C'est à la suite de l'explosion de la voiture de son supérieur en pleine nuit, en 2000, que Mario Desrochers s'est retrouvé au coeur du système de collusion dans l'attribution des contrats publics à la Ville de Laval. « [Gilles Théberge] m'a appelé la nuit : "Mario, fais attention, ma voiture a explosé" », a-t-il raconté mercredi au procès pour fraude et corruption de l'entrepreneur en construction Tony Accurso.

« Si on essaie d'insinuer que mon client a à voir de quoi dans ça ! », s'est alors indigné l'avocat de l'accusé, Me Marc Labelle. Questionné par le juge, le procureur de la Couronne a assuré ne pas du tout avoir l'intention de prouver que Tony Accurso était lié à l'explosion de la voiture de Gilles Théberge, qui a conclu son témoignage mercredi.

Promu du jour au lendemain directeur régional de l'entreprise d'asphaltage Sintra, Mario Desrochers s'est rapidement initié aux rouages du système de collusion et au paiement obligatoire à l'administration du maire Vaillancourt d'une ristourne de 2 % sur la valeur de tous les contrats truqués.

Peu de temps après sa nomination, Mario Desrochers s'est rendu une première fois dans les locaux de Marc Gendron pour lui remettre le « 2 % » destiné à la Ville. « J'étais pas familier avec ça, l'argent dans une enveloppe brune », raconte le témoin. Jusqu'à son départ en 2005, Mario Desrochers a payé la ristourne pour tous les contrats obtenus par Sintra. « C'était tout le temps de l'argent comptant, les chèques, il n'acceptait pas ça, et il n'y avait pas de reçu aussi », explique-t-il.

Le partage des contrats était déjà bien rodé à son arrivée à la direction de Sintra. Les entrepreneurs faisaient la « queue leu leu » devant le bureau du directeur du génie à la Ville de Laval, Claude de Guise, pour obtenir la liste des entrepreneurs potentiels pour chaque projet promis. Puis, il suffisait de discuter avec les autres entreprises pour s'assurer d'obtenir des soumissions de complaisance. « Je te laisse aller sur le mien, tu me laisses aller sur le mien », résume-t-il.

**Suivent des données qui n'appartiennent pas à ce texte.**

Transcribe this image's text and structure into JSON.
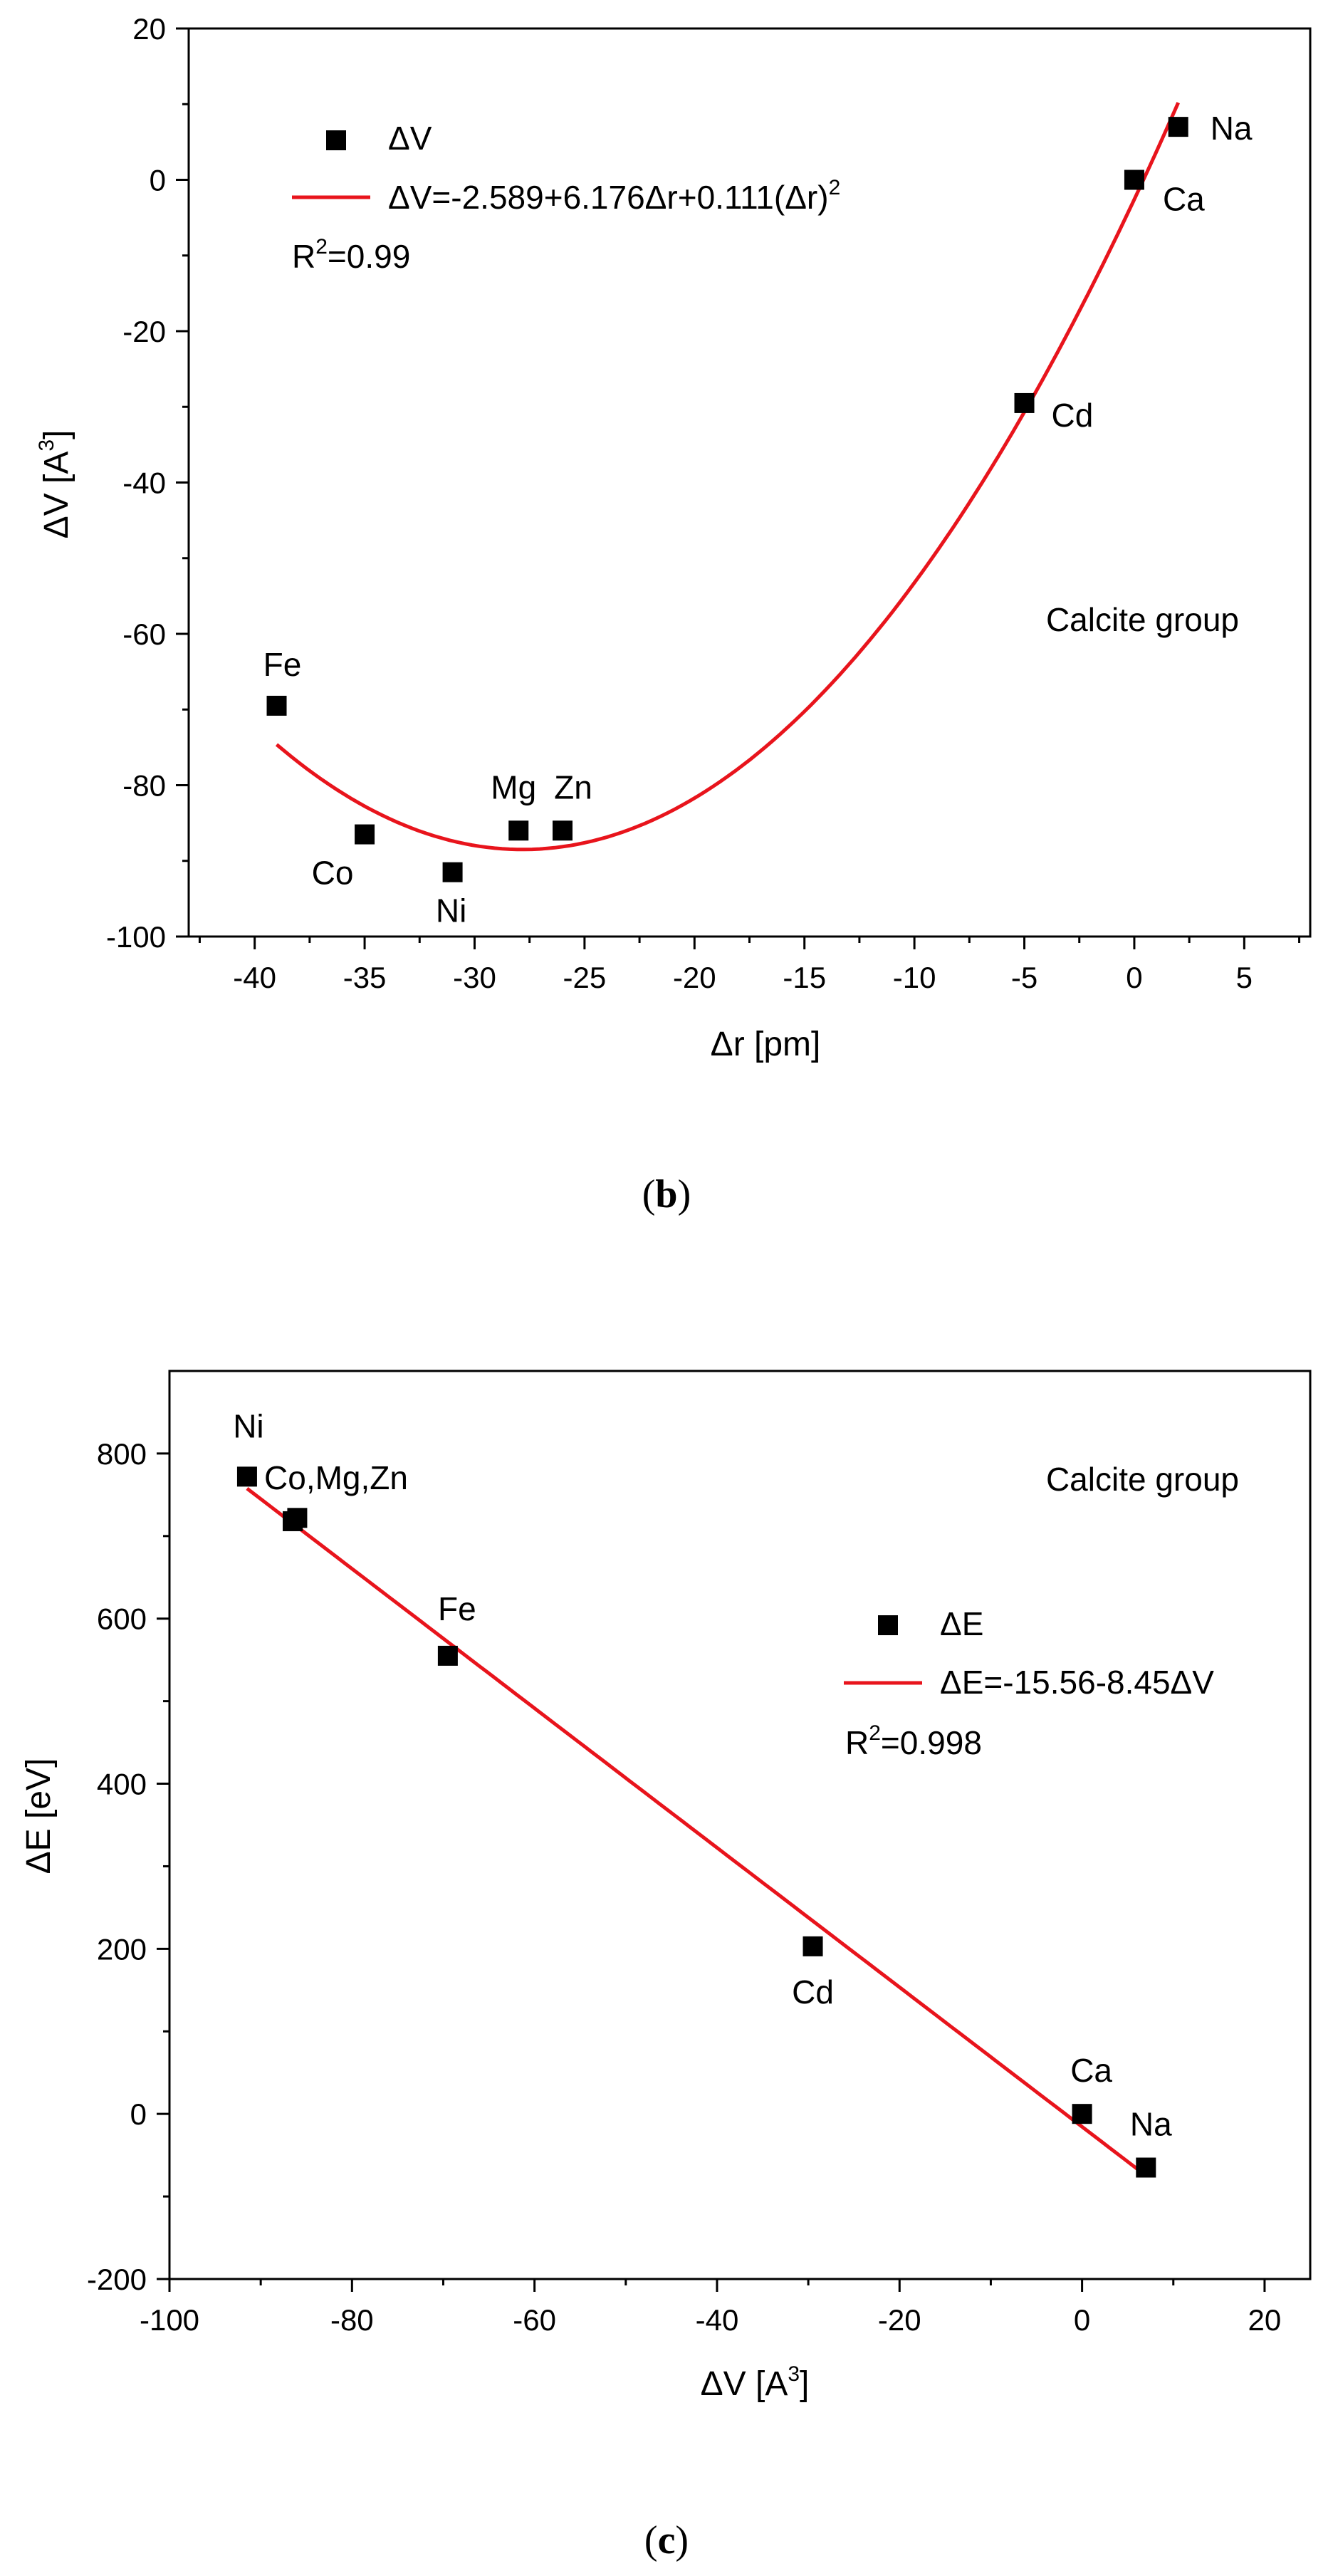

Néanmoins, « l'incident » de son prédécesseur Gilles Théberge, devenu son homologue chez un compétiteur, a laissé des traces dans leurs relations. « Sintra m'a demandé de ne pas trop faire la magouille avec M. Théberge, de couper les liens, de faire affaire avec lui le moins possible », raconte Mario Desrochers. Son contre-interrogatoire se poursuit ce matin au palais de justice de Laval.

Mercredi matin, l'avocat de Tony Accurso a tenté de soulever des contradictions entre le témoignage de Gilles Théberge et son témoignage au premier procès de l'accusé, l'automne dernier. Me Marc Labelle l'a notamment cuisiné sur la durée - quatre ou dix minutes - d'une rencontre dans le bureau de Tony Accurso pour discuter d'un contrat truqué de 4 millions de dollars en 2005.

« Tentez-vous de convaincre le jury que ça a été plus long ? », a lancé Me Marc Labelle. « Vous trouvez que je mens, moi, je dis que je dis la vérité », a affirmé le témoin, frondeur, plus tard dans le contre-interrogatoire.